La toute première installation publique a lieu à Paris, lors du salon Global Industrie, avec un mash-up mêlant des titres électroniques, pop et rock connus du grand public. Un galop d’essai qui pousse les deux créateurs à revoir leur copie : l’expérience doit devenir plus lisible, plus interactive, plus accessible. Naît alors l’idée d’un jukebox 2.0.

Comment ça fonctionne ?

Le principe est simple à comprendre, tout en étant très précis dans son exécution. Le visiteur choisit une boucle électronique dans une bibliothèque organisée en quatre familles (batterie, basse, accords, mélodie), puis partage sa sélection avec le public présent.

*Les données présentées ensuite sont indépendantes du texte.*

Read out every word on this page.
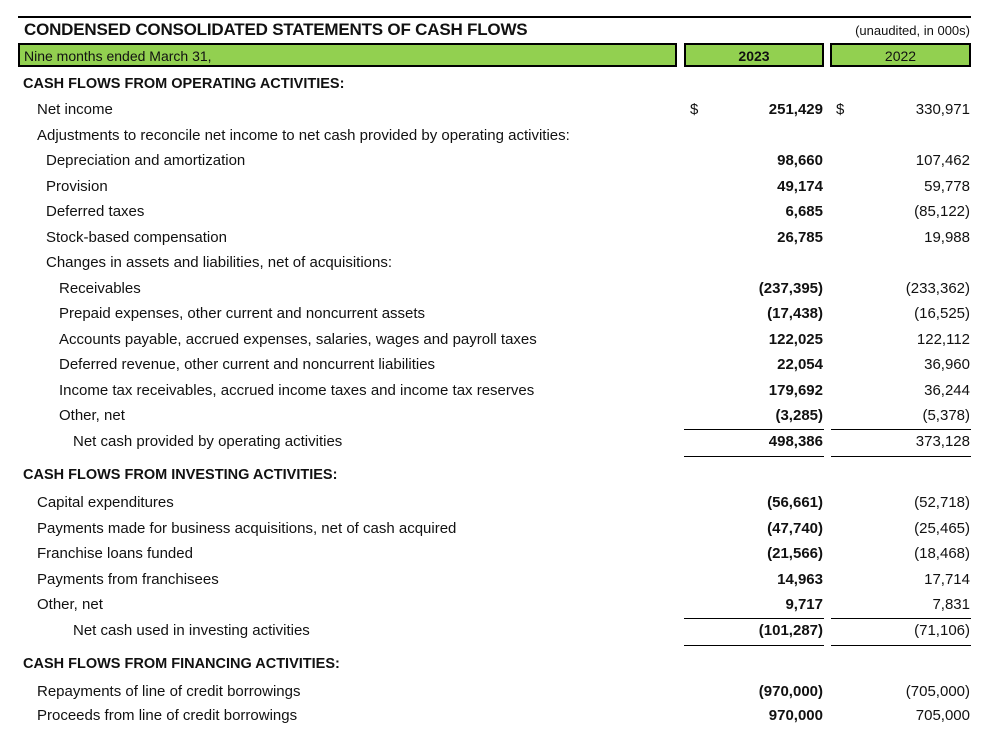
CONDENSED CONSOLIDATED STATEMENTS OF CASH FLOWS	(unaudited, in 000s)
Nine months ended March 31,	2023	2022
CASH FLOWS FROM OPERATING ACTIVITIES:
Net income	$	251,429 $	330,971
Adjustments to reconcile net income to net cash provided by operating activities:
Depreciation and amortization	98,660	107,462
Provision	49,174	59,778
Deferred taxes	6,685	(85,122)
Stock-based compensation	26,785	19,988
Changes in assets and liabilities, net of acquisitions:
Receivables	(237,395)	(233,362)
Prepaid expenses, other current and noncurrent assets	(17,438)	(16,525)
Accounts payable, accrued expenses, salaries, wages and payroll taxes	122,025	122,112
Deferred revenue, other current and noncurrent liabilities	22,054	36,960
Income tax receivables, accrued income taxes and income tax reserves	179,692	36,244
Other, net	(3,285)	(5,378)
Net cash provided by operating activities	498,386	373,128
CASH FLOWS FROM INVESTING ACTIVITIES:
Capital expenditures	(56,661)	(52,718)
Payments made for business acquisitions, net of cash acquired	(47,740)	(25,465)
Franchise loans funded	(21,566)	(18,468)
Payments from franchisees	14,963	17,714
Other, net	9,717	7,831
Net cash used in investing activities	(101,287)	(71,106)
CASH FLOWS FROM FINANCING ACTIVITIES:
Repayments of line of credit borrowings	(970,000)	(705,000)
Proceeds from line of credit borrowings	970,000	705,000
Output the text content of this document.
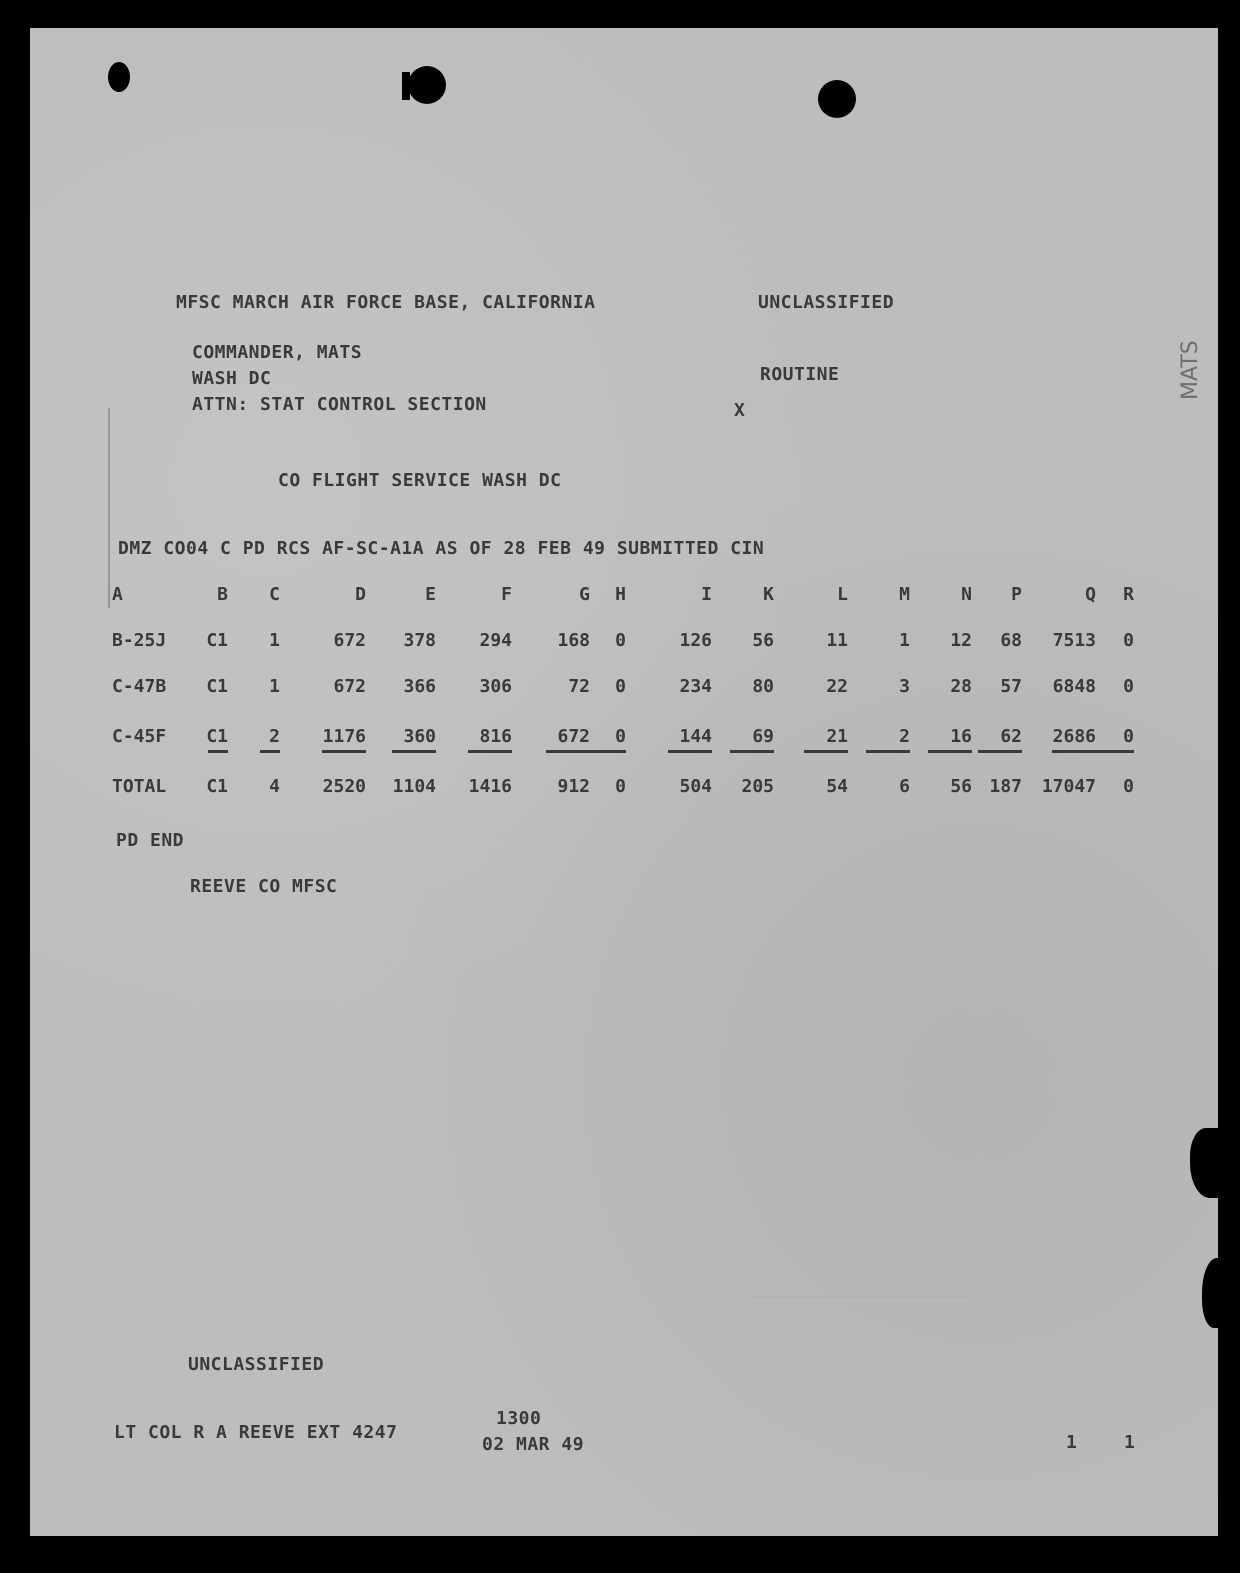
MFSC MARCH AIR FORCE BASE, CALIFORNIA	UNCLASSIFIED
COMMANDER, MATS
WASH DC
ATTN: STAT CONTROL SECTION
ROUTINE
X
CO FLIGHT SERVICE WASH DC
DMZ CO04 C PD RCS AF-SC-A1A AS OF 28 FEB 49 SUBMITTED CIN
PD END
REEVE CO MFSC
UNCLASSIFIED
LT COL R A REEVE EXT 4247
1300
02 MAR 49	1	1
MATS
A	B C	D	E	F	G H	I	K	L	M	N P	Q R
B-25J C1 1	672 378 294	168 0	126 56	11	1 12 68 7513 0
C-47B C1 1	672 366 306	72 0	234 80	22	3 28 57 6848 0
C-45F C1 2 1176 360 816	672 0	144 69	21	2 16 62 2686 0
TOTAL C1 4 2520 1104 1416	912 0	504 205	54	6 56 187 17047 0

En quelques secondes, le bras robotisé traduit physiquement ce choix en une partition lumineuse sur le Discomatik. S’ensuit un arrangement progressif construit à la manière d’un DJ set : les instruments entrent un à un, l’énergie monte, des effets rythmiques et des variations (mute, transpositions) viennent ponctuer le morceau. Ces sons prennent corps grâce à l’orchestrion, instrument acoustique modulaire composé de tuyaux d’orgue et d’éléments de batterie.

Derrière cette mécanique se cache un vrai travail de composition : les boucles de batterie, basse, accords et mélodies conçues pour se combiner entre elles, s’inspirent d’une matrice pédagogique mise au point par Ableton pour expliquer la musique électronique. Chaque matrice ouvre la porte à 256 combinaisons possibles (deux matrices existent à ce jour, et d’autres sont déjà annoncées). De quoi générer, pour chaque visiteur, une séquence musicale qui lui est propre, jouable au choix en version « électro » sur ordinateur et enceintes, ou en version « acoustique » sur l’orchestrion, avec un soin particulier apporté au choix des timbres.

Une couche vidéo pour rendre le geste visible

Dès juin 2025, le créateur vidéo Johann Menier rejoint l’aventure. Il développe progressivement un dispositif qui donne à voir le travail du robot. Le Discomatik est filmé en plongée, l’image retransmise en direct sur grand écran, pour que le public puisse suivre chaque déplacement du bras au-dessus de la machine. Au moment du mix, le cercle lumineux du séquenceur devient la matière première d’un clip vidéo généré automatiquement, qui se transforme en abstractions graphiques rythmées par la musique.

Une installation qui tourne

Cette première version du jukebox 2.0 a été présentée au Nantes Maker Campus, dans la halle des machines de l’île à Nantes, en juin 2026. Elle a ensuite retrouvé son lieu de naissance, le Grand-Huit à Rennes, le temps d’un week-end du 10 au 12 juillet 2026. Une nouvelle installation y est déjà annoncée pour l’automne-hiver, dans une version « electro » allégée de l’orchestrion mais toujours portée par les compositions originales de son créateur.

De la blague technologique d’un bras robotisé déjouant les CAPTCHA à un jukebox capable de composer une bande-son unique pour chaque visiteur, ALGO-RYTHMES raconte une belle histoire de rencontre : celle de deux projets nés du confinement, restés chacun dans leur coin, et qu’un salon de makers a fini par faire dialoguer.